Aid agencies readied consignments of plastic sheeting and essential foods to distribute to those hardest hit.

"What is most important is food, clean water and shelter," said Roland Schilling, senior programme officer for the United Nations High Commissioner for Refugees in Colombo.

Many hotels along the southern coastal belt -- packed at the height of a bumper tourist season -- were flooded. Hundreds of tourists were holed up at a convention center in central Colombo.



Residents walk past destroyed vehicles in Galle city center. (Sena Vidanagama/AFP/Getty Images)

Railway tracks were broken, buildings demolished and vehicles tossed around like plastic toys as the floodwaters surged.

The neighboring Maldives holiday island chain was swamped, but the waves were much smaller and around 50 people were feared dead. Six of the archipelago's islands had been fully evacuated.

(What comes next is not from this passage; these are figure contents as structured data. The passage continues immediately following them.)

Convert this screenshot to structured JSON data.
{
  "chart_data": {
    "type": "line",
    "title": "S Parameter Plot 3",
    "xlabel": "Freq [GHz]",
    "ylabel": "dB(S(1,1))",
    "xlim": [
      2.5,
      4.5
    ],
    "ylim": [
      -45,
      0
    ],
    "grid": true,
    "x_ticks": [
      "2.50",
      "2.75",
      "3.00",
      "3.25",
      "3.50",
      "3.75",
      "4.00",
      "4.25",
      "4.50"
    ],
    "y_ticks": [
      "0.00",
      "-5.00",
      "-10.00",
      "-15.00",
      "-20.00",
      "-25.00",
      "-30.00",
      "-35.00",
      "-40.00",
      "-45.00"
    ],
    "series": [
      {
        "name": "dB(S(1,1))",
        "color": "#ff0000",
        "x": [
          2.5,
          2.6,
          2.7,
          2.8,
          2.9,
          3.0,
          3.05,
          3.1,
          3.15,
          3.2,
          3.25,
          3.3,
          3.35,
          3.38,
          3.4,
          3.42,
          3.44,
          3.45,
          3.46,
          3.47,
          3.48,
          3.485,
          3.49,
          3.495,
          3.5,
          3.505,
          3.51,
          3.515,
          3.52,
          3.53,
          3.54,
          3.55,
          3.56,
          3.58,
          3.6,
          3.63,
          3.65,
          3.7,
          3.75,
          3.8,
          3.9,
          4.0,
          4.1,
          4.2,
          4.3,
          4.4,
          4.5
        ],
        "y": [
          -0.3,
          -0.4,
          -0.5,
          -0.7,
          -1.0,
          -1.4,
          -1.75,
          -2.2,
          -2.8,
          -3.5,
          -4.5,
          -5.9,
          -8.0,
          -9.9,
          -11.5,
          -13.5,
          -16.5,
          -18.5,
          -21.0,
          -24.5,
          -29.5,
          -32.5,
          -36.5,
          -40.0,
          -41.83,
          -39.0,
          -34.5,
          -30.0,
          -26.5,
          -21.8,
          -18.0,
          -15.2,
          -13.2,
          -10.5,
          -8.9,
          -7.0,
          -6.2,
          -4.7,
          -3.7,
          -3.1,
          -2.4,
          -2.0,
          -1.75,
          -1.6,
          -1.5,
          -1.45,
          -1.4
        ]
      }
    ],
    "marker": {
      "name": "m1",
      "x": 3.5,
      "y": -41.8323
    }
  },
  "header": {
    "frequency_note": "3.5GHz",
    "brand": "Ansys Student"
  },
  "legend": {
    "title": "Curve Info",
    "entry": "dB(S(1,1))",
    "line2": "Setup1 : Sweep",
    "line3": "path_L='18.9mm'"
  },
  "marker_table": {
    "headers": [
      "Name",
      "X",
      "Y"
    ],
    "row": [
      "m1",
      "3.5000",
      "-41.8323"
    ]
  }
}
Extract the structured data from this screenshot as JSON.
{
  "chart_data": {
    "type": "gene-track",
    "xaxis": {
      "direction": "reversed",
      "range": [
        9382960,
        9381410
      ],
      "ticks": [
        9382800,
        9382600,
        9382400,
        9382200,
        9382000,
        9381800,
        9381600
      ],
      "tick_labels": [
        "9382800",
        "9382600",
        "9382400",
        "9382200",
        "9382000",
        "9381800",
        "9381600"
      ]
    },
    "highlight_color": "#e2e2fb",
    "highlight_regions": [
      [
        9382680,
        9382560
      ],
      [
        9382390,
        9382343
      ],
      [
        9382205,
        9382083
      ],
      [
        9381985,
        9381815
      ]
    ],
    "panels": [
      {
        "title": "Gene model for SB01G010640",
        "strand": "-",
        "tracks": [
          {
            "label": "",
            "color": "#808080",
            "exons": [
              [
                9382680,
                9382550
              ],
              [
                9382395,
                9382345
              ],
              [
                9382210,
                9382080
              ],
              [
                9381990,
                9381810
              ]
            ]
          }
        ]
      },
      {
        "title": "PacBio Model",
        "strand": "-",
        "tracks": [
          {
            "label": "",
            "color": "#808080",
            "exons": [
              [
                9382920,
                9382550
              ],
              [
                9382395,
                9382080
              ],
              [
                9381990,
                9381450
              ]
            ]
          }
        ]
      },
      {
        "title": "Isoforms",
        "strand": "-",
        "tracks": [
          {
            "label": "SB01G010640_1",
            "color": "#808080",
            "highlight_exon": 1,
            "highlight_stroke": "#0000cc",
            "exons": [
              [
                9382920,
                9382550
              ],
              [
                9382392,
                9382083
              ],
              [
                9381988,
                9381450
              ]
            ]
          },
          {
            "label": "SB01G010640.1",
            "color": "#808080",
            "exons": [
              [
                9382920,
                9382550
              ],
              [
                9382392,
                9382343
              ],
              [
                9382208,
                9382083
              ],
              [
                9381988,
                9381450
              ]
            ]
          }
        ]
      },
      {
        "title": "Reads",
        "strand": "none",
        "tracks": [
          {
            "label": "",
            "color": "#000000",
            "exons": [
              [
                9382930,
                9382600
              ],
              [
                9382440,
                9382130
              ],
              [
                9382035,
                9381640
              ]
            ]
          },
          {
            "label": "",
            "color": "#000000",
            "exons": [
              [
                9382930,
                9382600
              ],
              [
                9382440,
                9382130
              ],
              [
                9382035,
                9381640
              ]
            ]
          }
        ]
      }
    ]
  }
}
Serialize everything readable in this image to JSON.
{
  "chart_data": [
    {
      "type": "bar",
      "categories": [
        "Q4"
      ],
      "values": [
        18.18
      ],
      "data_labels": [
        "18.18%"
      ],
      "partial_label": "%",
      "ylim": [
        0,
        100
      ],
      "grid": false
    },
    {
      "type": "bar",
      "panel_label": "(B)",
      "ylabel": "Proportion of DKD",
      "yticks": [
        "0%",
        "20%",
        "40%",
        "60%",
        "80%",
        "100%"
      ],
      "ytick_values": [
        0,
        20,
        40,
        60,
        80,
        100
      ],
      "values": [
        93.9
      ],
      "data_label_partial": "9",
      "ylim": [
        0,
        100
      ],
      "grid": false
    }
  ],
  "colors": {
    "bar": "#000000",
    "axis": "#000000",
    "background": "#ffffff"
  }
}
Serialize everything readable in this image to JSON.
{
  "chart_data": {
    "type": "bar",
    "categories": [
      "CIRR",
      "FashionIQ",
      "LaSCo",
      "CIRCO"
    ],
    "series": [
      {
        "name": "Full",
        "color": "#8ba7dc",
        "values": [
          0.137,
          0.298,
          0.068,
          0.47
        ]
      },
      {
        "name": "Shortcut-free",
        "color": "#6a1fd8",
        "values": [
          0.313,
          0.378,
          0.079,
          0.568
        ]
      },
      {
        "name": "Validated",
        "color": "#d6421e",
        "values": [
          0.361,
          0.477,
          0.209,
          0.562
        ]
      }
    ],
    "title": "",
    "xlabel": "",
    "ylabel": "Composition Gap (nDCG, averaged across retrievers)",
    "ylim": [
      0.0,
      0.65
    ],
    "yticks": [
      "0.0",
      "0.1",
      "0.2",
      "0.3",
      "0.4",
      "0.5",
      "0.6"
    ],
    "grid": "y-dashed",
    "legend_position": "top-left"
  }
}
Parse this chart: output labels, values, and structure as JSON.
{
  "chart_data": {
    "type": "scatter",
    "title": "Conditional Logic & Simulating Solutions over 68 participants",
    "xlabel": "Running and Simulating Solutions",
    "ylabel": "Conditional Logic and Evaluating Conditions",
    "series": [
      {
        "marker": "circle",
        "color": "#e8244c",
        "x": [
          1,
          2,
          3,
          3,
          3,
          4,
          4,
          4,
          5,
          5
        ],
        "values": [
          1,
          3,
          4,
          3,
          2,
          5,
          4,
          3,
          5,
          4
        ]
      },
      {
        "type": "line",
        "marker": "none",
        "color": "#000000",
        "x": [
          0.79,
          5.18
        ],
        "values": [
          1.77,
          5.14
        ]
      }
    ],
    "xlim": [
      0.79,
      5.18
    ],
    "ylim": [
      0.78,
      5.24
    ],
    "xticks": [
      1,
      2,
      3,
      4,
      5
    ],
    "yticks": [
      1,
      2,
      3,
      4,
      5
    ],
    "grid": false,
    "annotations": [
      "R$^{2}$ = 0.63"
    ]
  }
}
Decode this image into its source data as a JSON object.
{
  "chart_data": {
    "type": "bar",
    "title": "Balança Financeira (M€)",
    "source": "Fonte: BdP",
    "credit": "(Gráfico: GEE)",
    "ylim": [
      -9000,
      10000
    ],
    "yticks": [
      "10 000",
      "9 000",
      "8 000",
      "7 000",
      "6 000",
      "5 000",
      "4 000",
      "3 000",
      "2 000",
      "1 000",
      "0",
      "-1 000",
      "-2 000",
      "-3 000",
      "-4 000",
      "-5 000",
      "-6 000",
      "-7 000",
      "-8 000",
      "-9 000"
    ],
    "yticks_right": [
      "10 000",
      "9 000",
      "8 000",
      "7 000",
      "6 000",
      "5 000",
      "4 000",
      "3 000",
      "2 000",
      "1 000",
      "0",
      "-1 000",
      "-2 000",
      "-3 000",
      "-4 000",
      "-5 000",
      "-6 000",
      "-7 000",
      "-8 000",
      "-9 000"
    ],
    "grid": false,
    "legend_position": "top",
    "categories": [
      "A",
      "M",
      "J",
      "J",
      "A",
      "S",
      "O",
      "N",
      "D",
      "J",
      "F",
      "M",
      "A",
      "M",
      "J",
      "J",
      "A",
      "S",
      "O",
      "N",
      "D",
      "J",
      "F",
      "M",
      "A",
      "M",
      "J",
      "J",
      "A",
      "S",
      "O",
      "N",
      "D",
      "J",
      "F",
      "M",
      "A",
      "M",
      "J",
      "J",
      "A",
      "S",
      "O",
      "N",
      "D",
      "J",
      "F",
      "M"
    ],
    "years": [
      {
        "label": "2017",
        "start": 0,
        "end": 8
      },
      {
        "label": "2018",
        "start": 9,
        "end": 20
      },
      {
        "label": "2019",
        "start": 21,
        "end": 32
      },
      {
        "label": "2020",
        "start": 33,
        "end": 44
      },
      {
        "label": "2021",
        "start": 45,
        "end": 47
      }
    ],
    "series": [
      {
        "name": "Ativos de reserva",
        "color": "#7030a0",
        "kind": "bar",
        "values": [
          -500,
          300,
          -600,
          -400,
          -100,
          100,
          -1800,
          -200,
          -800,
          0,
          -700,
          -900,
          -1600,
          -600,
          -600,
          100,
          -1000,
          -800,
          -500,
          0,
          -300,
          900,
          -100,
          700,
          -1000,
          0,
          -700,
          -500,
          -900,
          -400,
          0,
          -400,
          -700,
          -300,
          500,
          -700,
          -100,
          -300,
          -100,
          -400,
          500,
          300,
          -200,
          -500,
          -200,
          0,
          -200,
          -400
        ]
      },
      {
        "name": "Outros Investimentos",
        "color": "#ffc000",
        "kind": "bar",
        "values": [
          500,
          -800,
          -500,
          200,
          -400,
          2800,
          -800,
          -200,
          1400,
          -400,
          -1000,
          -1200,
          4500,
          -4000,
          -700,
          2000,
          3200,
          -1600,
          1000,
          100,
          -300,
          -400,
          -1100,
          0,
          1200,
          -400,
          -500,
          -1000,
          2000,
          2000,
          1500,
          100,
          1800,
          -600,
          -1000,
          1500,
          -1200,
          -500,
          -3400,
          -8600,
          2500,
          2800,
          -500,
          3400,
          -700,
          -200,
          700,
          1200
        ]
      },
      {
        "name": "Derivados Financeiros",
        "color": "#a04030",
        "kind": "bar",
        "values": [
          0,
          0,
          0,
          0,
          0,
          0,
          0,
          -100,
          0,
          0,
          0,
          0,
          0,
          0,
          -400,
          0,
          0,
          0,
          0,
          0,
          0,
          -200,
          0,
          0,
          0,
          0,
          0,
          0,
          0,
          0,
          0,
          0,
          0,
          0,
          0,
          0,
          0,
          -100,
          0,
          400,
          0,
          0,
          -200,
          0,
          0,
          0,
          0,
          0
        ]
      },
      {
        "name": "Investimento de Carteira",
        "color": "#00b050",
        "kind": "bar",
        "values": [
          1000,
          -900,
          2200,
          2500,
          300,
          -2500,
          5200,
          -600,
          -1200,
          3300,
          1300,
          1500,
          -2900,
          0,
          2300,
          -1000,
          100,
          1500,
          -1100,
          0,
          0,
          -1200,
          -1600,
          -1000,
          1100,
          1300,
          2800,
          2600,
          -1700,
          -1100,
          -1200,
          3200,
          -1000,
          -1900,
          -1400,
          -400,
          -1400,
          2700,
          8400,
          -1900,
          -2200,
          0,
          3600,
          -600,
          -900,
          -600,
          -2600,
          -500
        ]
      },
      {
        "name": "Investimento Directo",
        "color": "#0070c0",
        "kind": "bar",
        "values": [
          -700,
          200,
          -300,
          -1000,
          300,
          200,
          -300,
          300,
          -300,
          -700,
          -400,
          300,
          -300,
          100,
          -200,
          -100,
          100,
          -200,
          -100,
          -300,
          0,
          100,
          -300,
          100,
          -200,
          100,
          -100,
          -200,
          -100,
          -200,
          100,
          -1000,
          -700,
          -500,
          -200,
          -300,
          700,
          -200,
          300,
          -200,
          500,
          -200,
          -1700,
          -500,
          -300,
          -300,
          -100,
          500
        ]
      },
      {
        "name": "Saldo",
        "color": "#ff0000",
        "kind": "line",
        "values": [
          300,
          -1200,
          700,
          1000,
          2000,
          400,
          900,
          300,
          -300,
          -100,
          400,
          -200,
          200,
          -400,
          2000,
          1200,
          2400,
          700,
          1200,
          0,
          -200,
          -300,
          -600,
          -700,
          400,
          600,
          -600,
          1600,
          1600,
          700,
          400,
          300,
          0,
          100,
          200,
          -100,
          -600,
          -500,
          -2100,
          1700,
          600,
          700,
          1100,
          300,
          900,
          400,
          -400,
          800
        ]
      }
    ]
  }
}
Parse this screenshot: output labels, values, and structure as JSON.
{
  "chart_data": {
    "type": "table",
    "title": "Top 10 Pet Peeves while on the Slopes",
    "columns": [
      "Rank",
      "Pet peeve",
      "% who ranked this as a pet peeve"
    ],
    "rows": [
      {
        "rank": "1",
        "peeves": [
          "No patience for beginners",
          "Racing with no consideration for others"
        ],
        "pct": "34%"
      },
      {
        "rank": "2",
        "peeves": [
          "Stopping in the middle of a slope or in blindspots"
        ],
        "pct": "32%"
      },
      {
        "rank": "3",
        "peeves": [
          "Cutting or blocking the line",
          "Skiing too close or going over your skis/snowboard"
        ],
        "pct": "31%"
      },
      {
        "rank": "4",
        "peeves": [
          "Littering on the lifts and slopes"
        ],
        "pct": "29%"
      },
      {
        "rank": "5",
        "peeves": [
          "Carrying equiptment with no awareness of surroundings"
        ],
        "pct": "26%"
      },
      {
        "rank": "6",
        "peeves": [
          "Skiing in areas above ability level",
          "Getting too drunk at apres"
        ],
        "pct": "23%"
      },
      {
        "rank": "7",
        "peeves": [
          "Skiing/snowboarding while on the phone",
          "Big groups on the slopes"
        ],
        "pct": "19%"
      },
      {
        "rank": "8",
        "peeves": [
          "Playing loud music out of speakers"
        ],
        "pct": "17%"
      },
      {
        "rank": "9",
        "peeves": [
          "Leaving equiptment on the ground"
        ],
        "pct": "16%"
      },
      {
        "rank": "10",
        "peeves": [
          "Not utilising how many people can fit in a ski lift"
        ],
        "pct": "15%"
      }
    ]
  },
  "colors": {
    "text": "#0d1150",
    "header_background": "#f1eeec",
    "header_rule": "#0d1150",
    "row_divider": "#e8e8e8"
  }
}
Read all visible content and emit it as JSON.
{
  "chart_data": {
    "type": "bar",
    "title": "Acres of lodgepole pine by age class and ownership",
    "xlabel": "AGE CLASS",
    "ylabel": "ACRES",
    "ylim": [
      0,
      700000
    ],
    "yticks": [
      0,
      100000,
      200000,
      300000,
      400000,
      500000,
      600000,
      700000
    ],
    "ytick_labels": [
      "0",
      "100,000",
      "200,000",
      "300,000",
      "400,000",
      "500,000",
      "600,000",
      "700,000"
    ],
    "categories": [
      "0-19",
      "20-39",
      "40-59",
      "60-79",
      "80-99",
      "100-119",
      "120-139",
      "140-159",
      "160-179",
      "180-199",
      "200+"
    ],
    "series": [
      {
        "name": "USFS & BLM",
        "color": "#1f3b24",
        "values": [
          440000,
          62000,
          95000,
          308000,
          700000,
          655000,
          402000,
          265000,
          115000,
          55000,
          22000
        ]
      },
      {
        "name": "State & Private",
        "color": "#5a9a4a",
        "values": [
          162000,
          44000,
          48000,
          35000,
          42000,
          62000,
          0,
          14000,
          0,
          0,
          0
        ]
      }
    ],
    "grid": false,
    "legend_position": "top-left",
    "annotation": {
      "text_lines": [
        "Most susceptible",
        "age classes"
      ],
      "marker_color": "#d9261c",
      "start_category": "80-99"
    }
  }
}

Tamil Tiger rebels, whose two-decade war for autonomy killed more than 64,000 people, said hundreds of Tamils living in the northern and eastern strongholds had been stranded and thousands more had lost their homes.

Army sentry points in the far north were washed away, and Nordic monitors of a three-year ceasefire were evacuated from their residence near the eastern port of Trincomalee to avoid the floods and plastic landmines that have been uprooted.

The tsunami was triggered by a magnitude 9.0 earthquake off the Indonesian island of Sumatra that was followed by a series of aftershocks stretching north into the Andaman Sea.